Il paradosso di Churchill : "Una nazione che si tassa nella speranza di diventare prosperosa, è come un uomo in piedi in un secchio che cerca di sollevarsi tirando il manico", non è il medesimo nel quale si trova una azienda che rigetta sulla comunità i costi dei propri fallimenti, ricevendone disaffezione e spirito di rivalsa?
La realtà imprenditoriale italiana può trovare una via alternativa a tutto ciò se riuscirà a definire come fare a rimanere in Italia coinvolgendo tutti coloro che partecipano nella creazione della ricchezza: un Patto per l'Italia.
Ciò significa che un incentivo per produrre di più non è cottimo bensì un mezzo per aumentare produttività.
Ciò significa che se un lavoratore si prende 30 minuti di pausa invece che 15, un collega lo riprenda.
Ciò significa che chi timbra ed esce, si aspetti una lettera di licenziamento.
Ciò significa che se un medico ha un paziende con 40 di febbre, non lo indirizzi al primo Pronto Soccorso perchè lui impegnato a effettuare visite a pagamento.
In sintesi aprire le menti e condividere delle missioni. Se le industrie lasciano l'Italia, faremmo la fine della GB (da 4a a ultima potenza manifatturera in EU nel giro di 10 anni) solo che loro si sono ricollocati nel mondo come entità finanziaria rimanendo fuori dall'Euro e lasciandosi mani libere di trafficare con realtà fiscali e bancarie di dubbia origine..
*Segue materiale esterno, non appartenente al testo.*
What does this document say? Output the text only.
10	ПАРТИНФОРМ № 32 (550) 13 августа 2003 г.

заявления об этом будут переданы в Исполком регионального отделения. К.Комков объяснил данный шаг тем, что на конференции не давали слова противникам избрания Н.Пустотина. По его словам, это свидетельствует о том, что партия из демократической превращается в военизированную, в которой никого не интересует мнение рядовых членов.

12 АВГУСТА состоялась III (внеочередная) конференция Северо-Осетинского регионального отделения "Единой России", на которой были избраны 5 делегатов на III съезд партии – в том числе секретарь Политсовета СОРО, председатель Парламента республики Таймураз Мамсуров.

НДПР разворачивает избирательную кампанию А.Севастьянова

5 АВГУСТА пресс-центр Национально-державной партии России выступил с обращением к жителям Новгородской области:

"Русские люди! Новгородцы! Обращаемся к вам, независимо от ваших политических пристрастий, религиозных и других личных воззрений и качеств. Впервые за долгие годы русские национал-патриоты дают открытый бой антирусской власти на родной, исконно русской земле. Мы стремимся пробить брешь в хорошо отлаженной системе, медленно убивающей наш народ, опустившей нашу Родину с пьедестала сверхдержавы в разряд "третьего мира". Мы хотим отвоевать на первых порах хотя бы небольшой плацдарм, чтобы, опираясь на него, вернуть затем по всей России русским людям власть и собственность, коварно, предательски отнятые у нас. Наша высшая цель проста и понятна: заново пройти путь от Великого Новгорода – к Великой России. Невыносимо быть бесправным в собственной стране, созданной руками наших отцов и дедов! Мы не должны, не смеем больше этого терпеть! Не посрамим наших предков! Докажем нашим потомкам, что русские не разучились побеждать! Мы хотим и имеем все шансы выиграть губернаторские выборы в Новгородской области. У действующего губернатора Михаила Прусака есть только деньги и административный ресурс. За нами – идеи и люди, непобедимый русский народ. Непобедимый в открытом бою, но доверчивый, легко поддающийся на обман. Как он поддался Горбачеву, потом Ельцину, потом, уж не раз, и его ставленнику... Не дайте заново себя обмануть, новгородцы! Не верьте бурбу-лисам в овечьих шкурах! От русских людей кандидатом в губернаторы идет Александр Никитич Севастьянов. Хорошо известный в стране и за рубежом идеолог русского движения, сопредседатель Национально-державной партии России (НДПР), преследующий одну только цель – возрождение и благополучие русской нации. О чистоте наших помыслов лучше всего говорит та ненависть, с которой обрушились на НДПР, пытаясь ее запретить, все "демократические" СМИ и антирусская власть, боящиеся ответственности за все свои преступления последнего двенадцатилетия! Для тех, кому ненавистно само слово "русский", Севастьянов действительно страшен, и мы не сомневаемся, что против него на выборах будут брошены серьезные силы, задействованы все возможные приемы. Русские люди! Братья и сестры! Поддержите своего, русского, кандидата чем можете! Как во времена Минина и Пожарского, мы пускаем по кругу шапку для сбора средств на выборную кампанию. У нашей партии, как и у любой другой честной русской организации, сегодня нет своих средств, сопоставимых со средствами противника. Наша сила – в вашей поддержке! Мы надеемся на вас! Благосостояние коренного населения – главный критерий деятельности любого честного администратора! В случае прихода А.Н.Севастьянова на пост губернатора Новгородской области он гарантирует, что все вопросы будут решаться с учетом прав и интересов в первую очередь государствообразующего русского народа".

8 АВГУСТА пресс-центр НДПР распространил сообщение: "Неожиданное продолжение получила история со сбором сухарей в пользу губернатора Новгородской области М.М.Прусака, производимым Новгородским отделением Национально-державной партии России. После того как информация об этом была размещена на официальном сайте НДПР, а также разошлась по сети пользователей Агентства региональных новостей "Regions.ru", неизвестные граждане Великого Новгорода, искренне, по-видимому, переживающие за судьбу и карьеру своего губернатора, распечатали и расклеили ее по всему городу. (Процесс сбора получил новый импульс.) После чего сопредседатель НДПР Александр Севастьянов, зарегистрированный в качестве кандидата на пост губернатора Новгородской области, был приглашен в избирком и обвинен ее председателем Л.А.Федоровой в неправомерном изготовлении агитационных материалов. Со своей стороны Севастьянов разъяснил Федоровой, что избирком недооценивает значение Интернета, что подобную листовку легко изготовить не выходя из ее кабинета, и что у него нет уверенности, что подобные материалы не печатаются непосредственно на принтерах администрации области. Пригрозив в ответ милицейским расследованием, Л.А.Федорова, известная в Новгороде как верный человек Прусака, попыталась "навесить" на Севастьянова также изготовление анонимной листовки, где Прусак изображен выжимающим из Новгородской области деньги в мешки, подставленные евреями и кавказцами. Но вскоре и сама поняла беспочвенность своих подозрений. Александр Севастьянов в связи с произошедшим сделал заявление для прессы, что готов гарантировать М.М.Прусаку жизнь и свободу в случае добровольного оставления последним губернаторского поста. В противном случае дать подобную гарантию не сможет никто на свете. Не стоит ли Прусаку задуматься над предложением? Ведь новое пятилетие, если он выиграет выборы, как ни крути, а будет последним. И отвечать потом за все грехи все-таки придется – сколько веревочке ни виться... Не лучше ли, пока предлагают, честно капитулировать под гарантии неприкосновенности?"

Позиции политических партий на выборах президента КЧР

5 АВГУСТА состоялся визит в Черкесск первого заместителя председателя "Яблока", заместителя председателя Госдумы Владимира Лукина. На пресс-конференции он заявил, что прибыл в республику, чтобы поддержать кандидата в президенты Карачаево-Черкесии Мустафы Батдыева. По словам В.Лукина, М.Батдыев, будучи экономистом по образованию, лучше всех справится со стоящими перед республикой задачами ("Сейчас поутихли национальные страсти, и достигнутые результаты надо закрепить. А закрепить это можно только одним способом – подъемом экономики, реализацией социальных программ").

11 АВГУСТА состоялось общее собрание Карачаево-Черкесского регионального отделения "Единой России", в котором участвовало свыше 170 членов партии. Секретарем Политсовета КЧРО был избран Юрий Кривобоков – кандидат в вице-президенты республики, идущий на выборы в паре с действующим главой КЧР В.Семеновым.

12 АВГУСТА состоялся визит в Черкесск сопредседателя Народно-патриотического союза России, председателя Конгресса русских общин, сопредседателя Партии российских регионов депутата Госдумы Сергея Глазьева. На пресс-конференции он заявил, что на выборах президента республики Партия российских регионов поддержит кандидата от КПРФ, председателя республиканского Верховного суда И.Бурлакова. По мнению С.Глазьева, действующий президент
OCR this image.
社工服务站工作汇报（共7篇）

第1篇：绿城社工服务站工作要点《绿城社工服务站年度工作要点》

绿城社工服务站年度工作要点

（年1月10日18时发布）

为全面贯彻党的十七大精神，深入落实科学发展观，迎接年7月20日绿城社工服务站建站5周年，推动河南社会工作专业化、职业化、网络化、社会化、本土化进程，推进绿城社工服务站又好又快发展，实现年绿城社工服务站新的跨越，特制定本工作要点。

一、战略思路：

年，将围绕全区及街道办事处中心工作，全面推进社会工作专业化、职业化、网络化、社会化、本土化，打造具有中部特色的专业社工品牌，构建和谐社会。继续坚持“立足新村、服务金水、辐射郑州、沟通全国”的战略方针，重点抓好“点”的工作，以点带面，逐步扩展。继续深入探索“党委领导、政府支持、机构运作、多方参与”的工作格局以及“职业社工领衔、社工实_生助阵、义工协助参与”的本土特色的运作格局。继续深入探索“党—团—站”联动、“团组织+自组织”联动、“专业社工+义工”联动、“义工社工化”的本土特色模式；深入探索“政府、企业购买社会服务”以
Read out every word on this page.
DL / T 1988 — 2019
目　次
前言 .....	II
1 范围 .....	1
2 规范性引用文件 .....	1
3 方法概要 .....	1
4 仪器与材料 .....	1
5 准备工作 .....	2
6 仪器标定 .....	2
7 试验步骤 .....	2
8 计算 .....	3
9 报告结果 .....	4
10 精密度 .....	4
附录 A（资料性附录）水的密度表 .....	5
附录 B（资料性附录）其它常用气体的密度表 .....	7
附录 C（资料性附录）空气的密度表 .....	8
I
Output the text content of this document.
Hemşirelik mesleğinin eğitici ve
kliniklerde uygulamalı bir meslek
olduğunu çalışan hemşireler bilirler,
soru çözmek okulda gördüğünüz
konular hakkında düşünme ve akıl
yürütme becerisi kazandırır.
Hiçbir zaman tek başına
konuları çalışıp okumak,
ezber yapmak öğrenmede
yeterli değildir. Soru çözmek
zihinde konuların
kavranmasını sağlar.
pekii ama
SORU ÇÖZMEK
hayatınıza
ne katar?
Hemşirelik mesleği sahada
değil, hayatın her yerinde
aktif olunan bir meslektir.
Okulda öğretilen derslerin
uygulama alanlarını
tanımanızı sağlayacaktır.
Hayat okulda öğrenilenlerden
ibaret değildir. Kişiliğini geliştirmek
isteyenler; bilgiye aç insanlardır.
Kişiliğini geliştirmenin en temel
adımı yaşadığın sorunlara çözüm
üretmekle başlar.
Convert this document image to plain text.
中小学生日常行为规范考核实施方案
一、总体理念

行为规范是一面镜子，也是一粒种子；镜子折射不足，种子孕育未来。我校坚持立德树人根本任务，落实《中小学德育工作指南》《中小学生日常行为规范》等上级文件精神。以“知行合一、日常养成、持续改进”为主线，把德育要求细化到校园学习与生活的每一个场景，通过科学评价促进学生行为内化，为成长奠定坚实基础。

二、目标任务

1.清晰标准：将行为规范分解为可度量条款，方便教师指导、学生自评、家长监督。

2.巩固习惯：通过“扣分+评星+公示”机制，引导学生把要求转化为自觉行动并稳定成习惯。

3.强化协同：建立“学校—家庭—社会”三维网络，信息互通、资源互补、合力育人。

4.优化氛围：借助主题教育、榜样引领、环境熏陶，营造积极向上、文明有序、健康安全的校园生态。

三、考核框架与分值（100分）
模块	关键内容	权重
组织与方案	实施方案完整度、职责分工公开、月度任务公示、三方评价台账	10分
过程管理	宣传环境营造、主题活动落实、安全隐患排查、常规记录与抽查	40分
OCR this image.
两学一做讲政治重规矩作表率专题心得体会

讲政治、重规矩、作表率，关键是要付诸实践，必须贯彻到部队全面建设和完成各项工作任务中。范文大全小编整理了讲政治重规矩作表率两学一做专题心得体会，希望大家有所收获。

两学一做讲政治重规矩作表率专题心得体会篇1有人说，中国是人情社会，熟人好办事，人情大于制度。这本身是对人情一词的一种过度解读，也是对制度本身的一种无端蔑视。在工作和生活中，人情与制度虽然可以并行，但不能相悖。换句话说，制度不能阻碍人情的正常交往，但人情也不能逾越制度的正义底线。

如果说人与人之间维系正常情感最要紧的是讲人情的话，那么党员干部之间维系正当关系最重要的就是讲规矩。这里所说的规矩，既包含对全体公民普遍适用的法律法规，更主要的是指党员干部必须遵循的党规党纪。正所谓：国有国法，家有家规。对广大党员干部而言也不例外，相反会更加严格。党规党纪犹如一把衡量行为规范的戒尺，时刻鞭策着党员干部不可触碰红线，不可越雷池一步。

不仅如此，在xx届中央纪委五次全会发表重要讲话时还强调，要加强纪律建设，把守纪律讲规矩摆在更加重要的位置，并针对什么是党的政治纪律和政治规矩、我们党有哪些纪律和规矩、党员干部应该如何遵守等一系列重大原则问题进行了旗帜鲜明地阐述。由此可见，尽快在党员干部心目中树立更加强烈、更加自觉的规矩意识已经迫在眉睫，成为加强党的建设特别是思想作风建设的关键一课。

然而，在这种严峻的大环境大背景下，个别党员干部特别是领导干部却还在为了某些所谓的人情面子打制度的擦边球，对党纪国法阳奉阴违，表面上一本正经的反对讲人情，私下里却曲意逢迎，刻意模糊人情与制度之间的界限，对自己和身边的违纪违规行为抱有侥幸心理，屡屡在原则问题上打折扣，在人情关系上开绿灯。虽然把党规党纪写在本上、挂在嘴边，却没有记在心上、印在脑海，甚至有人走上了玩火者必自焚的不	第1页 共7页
Siamo la 2a potenza manifatturiera in EU, tra le prime 8 nel mondo e lo dobbiamo alle nostre PMI tanto bistrattate quanto disincentivate. Innovazione tecnica e tecnologica le loro armi da sempre, in crisi sul lato amministrativo (troppa burocrazia) e gestione (soprattutto finanziaria ed economica causa mancanza cultura). Questo unitamente all'innovazione e sostegno governativo di alcuni stati lungimiranti (BRICS) verso l'espansione dei mercati e della produzione, ci sta progressivamente tagliando fuori dal mondo. Ma chi conosce la storia, sa che l'italiano (attenzione ho detto italiano, e non Italia) sa evolvere e sa trovare soluzioni a tutti i problemi, a volte da solo a volte con il supporto di altri, vedi Dante, Galileo, Fermi, Colombo, etc..
Mentre la Storia farà la sua parte, noi dobbiamo ridurre i costi e diventare più efficenti per ritornare competitivi ..
Per qualcuno sarà utopia, finchè non ci rimboccheremo le mani e dimostreremo che, a volte, anche le utopie possono diventare realtà
Caro Massimo
RispondiEliminaGrazie del lungo e articolato commento. Sono perfettamente daccordo sulla prima parte della tua analisi. Un po' meno sulla seconda. Non penso che il tema sia quello della "maggiore produttività" ma di cosa produrre. Infatti, il caso Fiat lo dimostra, che senso ha produrre più auto, o scarpe, o televisori, ecc., se nessuno le compra?
Ed è, purtroppo, proprio la situazione in cui la nostra casa automobilistica, ma non solo lei, si trova: incapace di rinnovarsi.
Voglio fare un esempio sull'importanza dell'imprenditore, m anche delle nuove risorse cognitive di cui dovrebbero disporre questi e i loro manager in questo nostro terzo millennio. E' un caso tutto italiano spesso dimenticato: la Piaggio.
Riporto per intero un pezzo della storia del gruppo ripreso dal loro sito: "Enrico Piaggio si dedica invece agli impianti di Pisa e Pontedera, con in mente un progetto ambizioso: contribuire alla motorizzazione della popolazione italiana con la creazione di un veicolo semplice, a basso costo, fruibile da parte di tutti. Per la realizzazione di questa impresa egli si avvale della collaborazione di Corradino D'Ascanio, geniale progettista aeronautico a cui si deve la progettazione del primo elicottero moderno."
Era il 1938 e il progetto vede la luce nel 1946. Puoi facilmente immaginare cosa fosse l'Italia del 1946! Enrico Piaggio si preoccupa di mercati? Di vendite? Chiede facilitazioni? No, fa il suo mestiere di imprenditore, crea mondi, e ci riesce, a partire da un esperto aeronautico, dalla sua impresa meccanica e dalla voglia di fare.
La Fiat ha gli esperti, l'impresa ma... la voglia, o meglio le conoscenze, le "risorse cognitive" di come fare nel III millennio no.